Now in due time, I have managed to solve this myself, so I can at least follow up on it myself for posterity.
Unfortunately, I lost the original problem in a kernel upgrade, but gained a new one instead, even worse in performance, and just as hard to track down. The techniques I found were the following:
First of all, blktrace
/blkparse
is a tool that I found quite helpful. It allows the tracing of the progress of individual I/O requests with many helpful details, such as the process that submitted the request. It is helpful to put the output on tmpfs
, so that the handling of the storage of the trace doesn't start tracing itself.
That helped only so far, though, so I compiled a kernel with more debugging functionality. In particular, I found ftrace
quite helpful, since it allowed me to trace the poorly performing process inside kernel space, to see what it did and where it blocked. Compiling a debug kernel also provides working WCHAN
output for ps
as well, which can work as an easier way to see what a process is doing inside the kernel, at least for simpler cases.

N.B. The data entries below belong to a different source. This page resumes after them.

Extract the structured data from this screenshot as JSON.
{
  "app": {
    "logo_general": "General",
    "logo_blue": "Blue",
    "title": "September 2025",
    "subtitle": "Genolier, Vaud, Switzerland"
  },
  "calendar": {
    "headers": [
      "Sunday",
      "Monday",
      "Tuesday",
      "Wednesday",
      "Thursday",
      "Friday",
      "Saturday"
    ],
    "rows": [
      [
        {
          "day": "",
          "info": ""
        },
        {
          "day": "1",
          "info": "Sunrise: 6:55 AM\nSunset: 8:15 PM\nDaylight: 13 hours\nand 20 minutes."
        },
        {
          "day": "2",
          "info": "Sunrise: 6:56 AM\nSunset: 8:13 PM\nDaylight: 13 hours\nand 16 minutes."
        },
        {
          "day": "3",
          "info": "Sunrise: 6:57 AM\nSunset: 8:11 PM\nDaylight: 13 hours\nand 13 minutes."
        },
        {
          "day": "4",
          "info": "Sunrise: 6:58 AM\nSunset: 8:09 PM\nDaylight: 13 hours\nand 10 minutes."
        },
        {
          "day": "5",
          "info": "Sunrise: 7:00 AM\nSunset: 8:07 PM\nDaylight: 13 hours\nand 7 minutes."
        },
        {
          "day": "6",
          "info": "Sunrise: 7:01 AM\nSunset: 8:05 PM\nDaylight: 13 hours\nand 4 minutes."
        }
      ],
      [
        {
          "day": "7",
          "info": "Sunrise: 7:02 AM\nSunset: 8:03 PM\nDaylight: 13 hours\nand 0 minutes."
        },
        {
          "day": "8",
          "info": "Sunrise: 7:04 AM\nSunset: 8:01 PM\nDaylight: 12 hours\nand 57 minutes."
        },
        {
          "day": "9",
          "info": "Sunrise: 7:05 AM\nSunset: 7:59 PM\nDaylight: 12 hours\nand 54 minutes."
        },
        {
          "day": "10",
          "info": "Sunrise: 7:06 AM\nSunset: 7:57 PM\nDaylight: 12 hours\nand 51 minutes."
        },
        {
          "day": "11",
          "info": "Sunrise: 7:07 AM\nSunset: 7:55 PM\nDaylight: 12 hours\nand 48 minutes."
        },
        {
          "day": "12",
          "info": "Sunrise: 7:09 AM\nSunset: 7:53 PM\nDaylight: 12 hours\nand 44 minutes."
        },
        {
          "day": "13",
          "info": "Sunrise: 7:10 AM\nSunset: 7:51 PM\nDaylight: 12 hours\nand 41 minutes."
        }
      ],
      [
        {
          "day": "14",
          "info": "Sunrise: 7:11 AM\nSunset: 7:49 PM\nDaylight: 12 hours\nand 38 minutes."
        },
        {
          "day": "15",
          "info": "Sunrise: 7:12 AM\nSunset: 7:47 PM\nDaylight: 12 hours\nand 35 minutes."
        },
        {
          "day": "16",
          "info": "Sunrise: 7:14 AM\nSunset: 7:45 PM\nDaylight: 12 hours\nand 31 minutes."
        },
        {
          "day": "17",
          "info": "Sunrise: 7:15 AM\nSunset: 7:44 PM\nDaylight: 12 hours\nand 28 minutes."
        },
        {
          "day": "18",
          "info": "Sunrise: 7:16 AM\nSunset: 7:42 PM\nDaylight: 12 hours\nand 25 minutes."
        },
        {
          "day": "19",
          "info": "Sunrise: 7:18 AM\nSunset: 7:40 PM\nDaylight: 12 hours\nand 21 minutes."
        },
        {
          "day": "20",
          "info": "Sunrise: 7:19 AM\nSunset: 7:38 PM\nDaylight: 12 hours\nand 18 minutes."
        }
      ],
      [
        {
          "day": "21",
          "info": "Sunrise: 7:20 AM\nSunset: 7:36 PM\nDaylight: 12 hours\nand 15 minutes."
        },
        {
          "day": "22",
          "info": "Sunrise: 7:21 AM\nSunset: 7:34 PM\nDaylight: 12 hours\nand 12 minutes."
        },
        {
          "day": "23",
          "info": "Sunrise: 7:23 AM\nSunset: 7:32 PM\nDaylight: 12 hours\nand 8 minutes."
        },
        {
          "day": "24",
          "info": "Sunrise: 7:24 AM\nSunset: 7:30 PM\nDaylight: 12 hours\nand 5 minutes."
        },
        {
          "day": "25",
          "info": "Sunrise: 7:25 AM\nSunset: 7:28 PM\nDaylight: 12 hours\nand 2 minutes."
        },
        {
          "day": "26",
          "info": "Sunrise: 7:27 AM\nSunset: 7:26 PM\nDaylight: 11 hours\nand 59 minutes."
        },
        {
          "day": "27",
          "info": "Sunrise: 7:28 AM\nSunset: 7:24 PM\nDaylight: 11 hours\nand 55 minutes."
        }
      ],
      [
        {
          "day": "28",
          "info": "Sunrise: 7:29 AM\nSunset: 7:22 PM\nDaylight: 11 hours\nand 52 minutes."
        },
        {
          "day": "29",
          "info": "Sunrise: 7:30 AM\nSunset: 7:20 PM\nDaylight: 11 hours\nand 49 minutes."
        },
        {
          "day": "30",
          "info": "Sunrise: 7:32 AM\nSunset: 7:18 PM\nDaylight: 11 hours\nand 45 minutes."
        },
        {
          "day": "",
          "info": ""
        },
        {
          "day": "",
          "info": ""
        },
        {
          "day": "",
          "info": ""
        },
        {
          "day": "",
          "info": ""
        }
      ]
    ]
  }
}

I was also hoping for LatencyTop to be useful, but I found it quite buggy, and also that it only displayed latency reasons that were too "high-level" to be truly useful, unfortunately.
Also, I found it more helpful than iostat
to simply view the contents of /sys/block/$DEVICE/stat
at very close intervals, simply like this:
while :; do cat /sys/block/sda/stat; sleep .1; done
See Documentation/iostats.txt
in the kernel source tree for the format of the stat
file. Viewing it at close intervals allowed me to see the exact timing and size of I/O bursts and such things.
In the end, I found out that the problem I had after the kernel upgrade was caused by stable pages, a feature introduced in Linux 3.0, causing, in my case, Berkeley DB to halt for extended periods when dirtying pages in its mmap'ed region files. While it seems possible to patch this feature out, and also that the problems it causes might be fixed in Linux 3.9, I have solved the worst problem I had for now by patching Berkeley DB to allow me to put its region files in a different directory (in my case /dev/shm
), allowing me to avoid the problem altogether.